Galectin-3 activates PPARγ and supports white adipose tissue formation and high-fat diet-induced obesity.

ABSTRACT

Galectin-3, a ß-galactoside-binding lectin, is elevated in obesity and type 2 diabetes mellitus, and metformin treatment reduces these galectin-3 levels. However, the role of galectin-3 in adipogenesis remains controversial. We found that 17-month-old galectin-3-deficient (lgals3(-/-)) mice had decreased body size and epididymal white adipose tissue (eWAT) without related inflammatory diseases when fed normal chow.

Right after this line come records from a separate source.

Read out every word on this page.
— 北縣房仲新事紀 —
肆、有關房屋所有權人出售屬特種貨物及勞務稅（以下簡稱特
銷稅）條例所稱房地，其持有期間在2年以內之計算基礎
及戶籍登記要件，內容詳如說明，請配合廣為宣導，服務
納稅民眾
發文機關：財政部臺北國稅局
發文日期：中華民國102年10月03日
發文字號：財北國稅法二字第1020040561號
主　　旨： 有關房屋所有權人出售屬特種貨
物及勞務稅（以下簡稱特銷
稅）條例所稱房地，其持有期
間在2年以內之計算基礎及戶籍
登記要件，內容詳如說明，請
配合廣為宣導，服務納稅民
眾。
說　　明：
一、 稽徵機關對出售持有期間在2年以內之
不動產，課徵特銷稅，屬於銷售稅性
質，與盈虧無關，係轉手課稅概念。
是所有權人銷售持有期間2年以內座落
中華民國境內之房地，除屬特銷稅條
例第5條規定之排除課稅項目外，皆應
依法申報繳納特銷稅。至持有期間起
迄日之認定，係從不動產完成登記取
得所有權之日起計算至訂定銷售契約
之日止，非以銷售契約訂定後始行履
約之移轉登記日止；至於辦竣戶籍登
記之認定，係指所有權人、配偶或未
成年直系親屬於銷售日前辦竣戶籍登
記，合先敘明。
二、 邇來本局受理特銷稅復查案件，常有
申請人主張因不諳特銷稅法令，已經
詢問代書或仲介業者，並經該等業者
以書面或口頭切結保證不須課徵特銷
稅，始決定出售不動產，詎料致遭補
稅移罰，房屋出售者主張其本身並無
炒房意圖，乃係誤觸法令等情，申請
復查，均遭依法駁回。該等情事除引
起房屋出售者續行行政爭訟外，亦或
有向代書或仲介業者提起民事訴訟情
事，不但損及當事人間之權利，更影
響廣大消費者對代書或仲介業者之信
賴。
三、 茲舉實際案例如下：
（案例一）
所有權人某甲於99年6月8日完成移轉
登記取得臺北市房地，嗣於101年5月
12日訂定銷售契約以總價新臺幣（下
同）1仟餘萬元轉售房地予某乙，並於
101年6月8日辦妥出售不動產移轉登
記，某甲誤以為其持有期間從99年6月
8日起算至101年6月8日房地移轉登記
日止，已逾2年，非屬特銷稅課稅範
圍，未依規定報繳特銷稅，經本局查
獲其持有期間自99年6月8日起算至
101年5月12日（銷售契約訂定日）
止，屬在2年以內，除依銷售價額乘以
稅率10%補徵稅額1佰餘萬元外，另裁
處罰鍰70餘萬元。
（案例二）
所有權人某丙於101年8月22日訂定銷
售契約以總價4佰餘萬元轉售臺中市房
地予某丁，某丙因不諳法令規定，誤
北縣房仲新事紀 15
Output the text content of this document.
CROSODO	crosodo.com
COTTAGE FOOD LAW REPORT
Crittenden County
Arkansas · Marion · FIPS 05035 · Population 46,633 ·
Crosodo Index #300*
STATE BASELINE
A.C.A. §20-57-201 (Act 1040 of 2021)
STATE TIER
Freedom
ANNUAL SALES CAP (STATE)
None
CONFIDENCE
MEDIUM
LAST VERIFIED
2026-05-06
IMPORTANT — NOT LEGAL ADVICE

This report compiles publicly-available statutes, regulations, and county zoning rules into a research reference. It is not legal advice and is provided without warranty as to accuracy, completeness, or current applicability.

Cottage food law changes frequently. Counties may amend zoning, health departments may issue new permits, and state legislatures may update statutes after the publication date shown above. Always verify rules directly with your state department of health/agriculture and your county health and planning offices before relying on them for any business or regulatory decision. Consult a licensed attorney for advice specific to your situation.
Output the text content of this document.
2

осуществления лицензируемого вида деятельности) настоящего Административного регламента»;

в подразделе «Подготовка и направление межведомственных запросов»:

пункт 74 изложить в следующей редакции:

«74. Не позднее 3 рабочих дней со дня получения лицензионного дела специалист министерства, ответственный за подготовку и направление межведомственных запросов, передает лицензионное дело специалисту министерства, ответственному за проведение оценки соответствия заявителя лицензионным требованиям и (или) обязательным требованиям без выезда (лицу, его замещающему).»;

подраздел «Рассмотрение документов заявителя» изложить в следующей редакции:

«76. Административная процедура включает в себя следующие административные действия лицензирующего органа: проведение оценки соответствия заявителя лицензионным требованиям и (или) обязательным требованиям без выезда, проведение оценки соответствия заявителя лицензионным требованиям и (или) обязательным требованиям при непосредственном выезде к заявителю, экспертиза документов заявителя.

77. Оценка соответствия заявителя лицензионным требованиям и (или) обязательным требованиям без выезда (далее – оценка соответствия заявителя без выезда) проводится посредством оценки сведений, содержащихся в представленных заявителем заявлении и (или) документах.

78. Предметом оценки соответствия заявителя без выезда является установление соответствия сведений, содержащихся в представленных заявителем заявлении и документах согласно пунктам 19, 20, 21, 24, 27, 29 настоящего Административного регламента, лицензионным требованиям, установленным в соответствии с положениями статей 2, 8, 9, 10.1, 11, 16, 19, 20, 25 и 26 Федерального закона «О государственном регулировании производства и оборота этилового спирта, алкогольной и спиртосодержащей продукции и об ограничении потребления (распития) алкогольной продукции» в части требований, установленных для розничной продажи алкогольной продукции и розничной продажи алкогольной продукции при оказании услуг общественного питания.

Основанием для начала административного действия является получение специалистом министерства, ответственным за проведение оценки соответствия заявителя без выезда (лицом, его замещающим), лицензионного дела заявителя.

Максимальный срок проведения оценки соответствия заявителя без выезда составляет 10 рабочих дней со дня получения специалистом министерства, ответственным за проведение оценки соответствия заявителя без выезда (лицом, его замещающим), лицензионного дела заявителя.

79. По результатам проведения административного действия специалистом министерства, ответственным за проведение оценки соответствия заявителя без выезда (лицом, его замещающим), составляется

Galectin-3 knockdown significantly reduced adipocyte differentiation in 3T3-L1 cells and also decreased the expression of peroxisome proliferator-activated receptor (PPAR)-γ, ccaat-enhancer-binding protein α, and ccaat-enhancer-binding protein ß. Endogenous galectin-3 directly interacted with PPARγ, and galectin-3 ablation reduced the nuclear accumulation and transcriptional activation of PPARγ. After a 12-week high-fat diet (60% fat), lgals3(-/-) mice had lower body weight and eWAT mass than lgals3(+/+) mice. Moreover, the expression of PPARγ and other lipogenic genes was drastically decreased in the eWAT and liver of lgals3(-/-) mice. We suggest that galectin-3 directly activates PPARγ and leads to adipocyte differentiation in vitro and in vivo. Furthermore, galectin-3 might be a potential therapeutic target in metabolic syndromes as a PPARγ regulator.